Both reports an NCPA analysis by David Legates, director of the University of Delaware's Center for Climatic Research, and a paper published in the Fraser Institute's Fraser Forum by Willie Soon and Sallie Baliunas, both of the Harvard/Smithsonian Center for Astrophysics argue that general circulation models (GCMs), a k a climate models, are limited in important ways.
The result is that predictions of future climate change based on their simulations are too uncertain to justify economically restrictive climate policies, such as the much-ballyhooed Kyoto Protocol.
Mr. Legates points out that the climate system is extremely complex, and even the world's best scientists have an incomplete understanding of how the various atmospheric, land surface, oceanic and ice components interact with one another. But even if they had a perfect understanding of the climate system, expressing this knowledge mathematically is very difficult.

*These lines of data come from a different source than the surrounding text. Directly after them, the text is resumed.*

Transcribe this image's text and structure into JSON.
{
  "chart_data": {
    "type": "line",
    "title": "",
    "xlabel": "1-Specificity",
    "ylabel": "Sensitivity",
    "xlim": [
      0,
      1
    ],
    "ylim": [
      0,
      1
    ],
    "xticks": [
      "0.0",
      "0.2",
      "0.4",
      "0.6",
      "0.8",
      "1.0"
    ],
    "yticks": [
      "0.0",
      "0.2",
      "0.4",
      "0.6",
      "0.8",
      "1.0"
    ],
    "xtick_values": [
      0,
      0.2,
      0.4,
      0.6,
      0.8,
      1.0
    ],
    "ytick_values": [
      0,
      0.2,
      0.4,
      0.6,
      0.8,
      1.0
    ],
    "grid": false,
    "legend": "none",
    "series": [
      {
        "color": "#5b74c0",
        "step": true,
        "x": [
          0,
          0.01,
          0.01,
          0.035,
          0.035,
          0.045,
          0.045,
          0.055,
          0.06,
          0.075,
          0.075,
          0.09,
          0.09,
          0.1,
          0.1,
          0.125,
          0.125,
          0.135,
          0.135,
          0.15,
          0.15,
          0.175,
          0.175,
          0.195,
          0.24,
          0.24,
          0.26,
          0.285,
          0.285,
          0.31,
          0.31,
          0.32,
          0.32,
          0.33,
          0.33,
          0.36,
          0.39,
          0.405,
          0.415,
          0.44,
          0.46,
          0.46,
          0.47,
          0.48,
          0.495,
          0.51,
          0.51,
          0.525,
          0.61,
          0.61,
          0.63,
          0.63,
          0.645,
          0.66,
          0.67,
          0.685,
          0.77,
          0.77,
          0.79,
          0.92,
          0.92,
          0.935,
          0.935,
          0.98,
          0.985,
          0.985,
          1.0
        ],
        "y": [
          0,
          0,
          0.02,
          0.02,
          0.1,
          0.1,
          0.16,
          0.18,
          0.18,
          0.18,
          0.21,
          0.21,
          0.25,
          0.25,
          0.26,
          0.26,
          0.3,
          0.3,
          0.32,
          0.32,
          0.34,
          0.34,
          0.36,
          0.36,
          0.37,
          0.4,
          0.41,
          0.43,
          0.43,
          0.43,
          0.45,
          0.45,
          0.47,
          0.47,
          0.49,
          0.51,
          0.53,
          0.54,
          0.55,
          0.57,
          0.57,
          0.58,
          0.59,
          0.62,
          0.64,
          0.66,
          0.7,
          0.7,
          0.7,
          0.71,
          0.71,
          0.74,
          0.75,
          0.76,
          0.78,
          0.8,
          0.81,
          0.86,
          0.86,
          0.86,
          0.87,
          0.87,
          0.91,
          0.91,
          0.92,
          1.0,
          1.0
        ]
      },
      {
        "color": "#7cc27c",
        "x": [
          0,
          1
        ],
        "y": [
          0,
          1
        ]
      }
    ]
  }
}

In addition, the models have varying space and time limitations. Real-world processes operate on a variety of scales from a molecular to a global-spatial scale, and from a near-instantaneous to a geologic time scale. Restrictions on computing power and complexity reduce the model's simulations to coarse generalities. Thus, many small-scale features in both space and time cannot be represented, even though they impact the local, regional, or even global climate.
Given these limitations, these climate models cannot reliably reproduce global climate. Commonplace events like precipitation and the passage of typical weather fronts are difficult enough; truly complex phenomena (e.g., hurricanes, thunderstorms, and tornadoes) may be represented poorly or not at all. Worse, complex climate patterns like El Nino and La Nina are inadequately reproduced or completely absent.
In addition, both reports point out that the GCM climate models do not accurately reflect measured global temperatures. Whereas, both the global satellite network and weather balloon observations show a modest cooling trend during the past 25 years, the ground-based thermometers show a modest warming of approximately 0.13 degrees Celsius per decade. GCMs, however, neither simulate the temperature differences nor the direction of temperature change within various levels of the atmosphere. Nor do they show the actual amount of temperature change, even at the Earth's surface representing as much as threefold the warming actually measured at the surface.
Finally, GCMs ignore the interconnected nature of climate processes and how an inaccurate simulation of one process introduces errors into every related process. A simple model for precipitation involves many variables. Yet a single error, say in representing atmospheric moisture or deciding what is causing precipitation, will make the simulation wrong.
For example, precipitation requires moisture in the atmosphere and a mechanism to force it to condense (i.e., by forcing the air to rise over mountains, by surface heating, as a result of weather fronts or by cyclonic rotation). Any errors in representing either the atmospheric moisture content or the precipitation-causing mechanisms will adversely affect the simulation of virtually every other climate variable. As evidence of this, Mr. Soon and Miss Baliunas relate that while climate models indicate that Canada should be experiencing decreasing snowfall and increased snow melt in the northern latitudes, in reality, snowfall and snowpack have been increasing. None of this is meant to suggest climate modelers lack skill or dedication; it is to reiterate the difficulty of producing accurate climate models.
While climate models cannot be expected to simulate future weather, they should be able to accurately depict the Earth's present climate and to simulate changes in the frequency and type of the weather events that make up "climate." Since they cannot, GCM predictions of climate change are statistical exercises with little bearing on reality and certainly should not serve as the basis for government policy.

Pete du Pont, former governor of Delaware, is the policy chairman of the National Center for Policy Analysis.